Ryan Zimmerman gave an interview on the field, as he was the first player to yank one of the shirts over his head. He was the Nationals’ first draft choice in 2005, not long after the franchise stopped operating out of trailers in the RFK Stadium parking lot. He played on teams that lost 298 games from 2008 to 2010. He moved here for the offseasons, signed a career-long contract and proposed to the love of his life here. He stayed for the worst. Thursday night, after he ripped a double and scored a run, he experienced the best.
“It’s one of those feelings that you’ve never had before,” Zimmerman said. “We accomplished something that none of us here on this team have ever done. I think other guys have done it on other teams with other organizations. But for us to do it here and to come as far as we have, it’s a sense of satisfaction, I guess is the best word.”
Next to Zimmerman, Jayson Werth sat on a stool in front of his locker. He had come here in December 2010 from the Phillies, the reigning National League pennant winners. He became the Nationals’ first huge free agent signing with a $126 million contract and he vowed to help bring Washington a winner. Few believed him.
Werth heard talk in recent days of the Nationals not celebrating the wild-card berth at all, and he put a stop to it. “Anytime you get to the postseason, it’s a huge accomplishment,” Werth said. “We should relish this moment. The organization, and the town of Washington, D.C., should be proud.”
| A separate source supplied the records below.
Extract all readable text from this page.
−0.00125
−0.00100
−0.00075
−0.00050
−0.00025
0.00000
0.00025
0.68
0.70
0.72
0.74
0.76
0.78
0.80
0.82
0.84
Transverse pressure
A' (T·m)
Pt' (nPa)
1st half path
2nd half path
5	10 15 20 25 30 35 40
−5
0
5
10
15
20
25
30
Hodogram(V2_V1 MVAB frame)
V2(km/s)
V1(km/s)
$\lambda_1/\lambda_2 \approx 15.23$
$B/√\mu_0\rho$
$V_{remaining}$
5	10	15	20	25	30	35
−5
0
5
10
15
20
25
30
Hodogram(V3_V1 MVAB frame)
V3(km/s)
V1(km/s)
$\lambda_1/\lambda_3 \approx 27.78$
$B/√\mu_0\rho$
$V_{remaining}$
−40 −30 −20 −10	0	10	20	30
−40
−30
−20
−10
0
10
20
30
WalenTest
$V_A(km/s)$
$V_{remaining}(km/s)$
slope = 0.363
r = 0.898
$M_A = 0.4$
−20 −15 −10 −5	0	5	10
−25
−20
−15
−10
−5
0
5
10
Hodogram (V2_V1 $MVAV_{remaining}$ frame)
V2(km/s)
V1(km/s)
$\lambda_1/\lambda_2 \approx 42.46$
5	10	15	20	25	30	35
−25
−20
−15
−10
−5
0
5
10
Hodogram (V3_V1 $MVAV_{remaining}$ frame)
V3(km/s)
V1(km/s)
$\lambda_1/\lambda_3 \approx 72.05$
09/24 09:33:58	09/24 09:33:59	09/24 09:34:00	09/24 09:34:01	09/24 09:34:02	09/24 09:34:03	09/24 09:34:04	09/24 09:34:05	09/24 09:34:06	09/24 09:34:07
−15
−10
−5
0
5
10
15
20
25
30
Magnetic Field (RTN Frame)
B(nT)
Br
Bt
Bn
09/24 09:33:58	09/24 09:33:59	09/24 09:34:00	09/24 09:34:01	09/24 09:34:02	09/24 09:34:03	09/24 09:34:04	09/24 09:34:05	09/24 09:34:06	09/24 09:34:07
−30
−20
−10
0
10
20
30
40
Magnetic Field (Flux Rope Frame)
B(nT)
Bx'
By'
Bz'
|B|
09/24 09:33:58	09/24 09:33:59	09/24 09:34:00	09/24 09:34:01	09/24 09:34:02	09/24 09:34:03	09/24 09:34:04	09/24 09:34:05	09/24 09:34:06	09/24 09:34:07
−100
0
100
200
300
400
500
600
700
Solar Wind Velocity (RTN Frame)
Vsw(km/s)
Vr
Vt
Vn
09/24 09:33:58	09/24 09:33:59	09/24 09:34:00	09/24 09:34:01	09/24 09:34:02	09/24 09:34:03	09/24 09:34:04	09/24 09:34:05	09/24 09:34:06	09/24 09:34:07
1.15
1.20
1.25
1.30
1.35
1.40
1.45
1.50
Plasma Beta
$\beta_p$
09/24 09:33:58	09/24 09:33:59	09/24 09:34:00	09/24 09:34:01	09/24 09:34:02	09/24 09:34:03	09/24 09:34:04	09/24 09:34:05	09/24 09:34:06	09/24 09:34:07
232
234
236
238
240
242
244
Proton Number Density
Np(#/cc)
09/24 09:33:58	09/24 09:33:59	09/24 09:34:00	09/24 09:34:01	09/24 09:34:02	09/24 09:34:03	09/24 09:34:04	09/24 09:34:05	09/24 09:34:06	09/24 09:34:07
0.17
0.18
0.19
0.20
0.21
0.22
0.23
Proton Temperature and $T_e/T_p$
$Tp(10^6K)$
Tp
The Nationals clinched behind left-hander Ross Detwiler, who allowed three hits, walked one and struck out five in six innings. For the season, he has a lower ERA (3.10) than Stephen Strasburg (3.16) in only 21
3 fewer innings.
“Masterful,” Johnson said. “He’s just growing up as a pitcher.”
Zimmerman started the offense with his RBI double off Dodgers left-hander Chris Capuano in the third, then by dashing home on a wild pitch. Danny Espinosa lashed an RBI double in the fourth, and catcher Kurt Suzuki scored him with a clinical, two-strike sacrifice fly.
With a 4-1 lead, the Nationals only needed to hold on. In the fifth and sixth innings, Werth spotted signs in the stands that alerted him it would not be a normal win.
For the final three outs, Johnson chose Drew Storen, the closer who saved 43 games last year but took a setup role this season as he returned from elbow surgery. He pitched one of the best innings of his career. The crowd stood, and stayed standing, after Storen struck out Matt Kemp for the first out of the ninth. Storen bounded around the mound “like a high-test rubber ball,” Johnson said.
He finished the inning with the slider to Ramirez. He slapped Suzuki high-five, then lined up and shook hands.
“Afterwards, when I saw it on the scoreboard, I thought, ‘That’s pretty cool,’ ” Storen said. “I was wanting to get back and be a part of this team.”
The players acknowledged the crowd as they poured back into their dugout after postgame handshakes, clapping with hands over their heads.
“This is definitely a meaningful moment,” Werth said. “We’ll take it in, celebrate it tonight. Back to business, back to work tomorrow.”
The Nationals had wondered how, exactly, to celebrate. They wanted to acknowledge an unprecedented moment for the franchise. But they also wanted to remember they have more work to come, with much greater moments to come.
“Everybody is kind of asking each other, ‘What do we do?’ ” Detwiler said. “I think we’re gonna definitely blow it out on the next one.”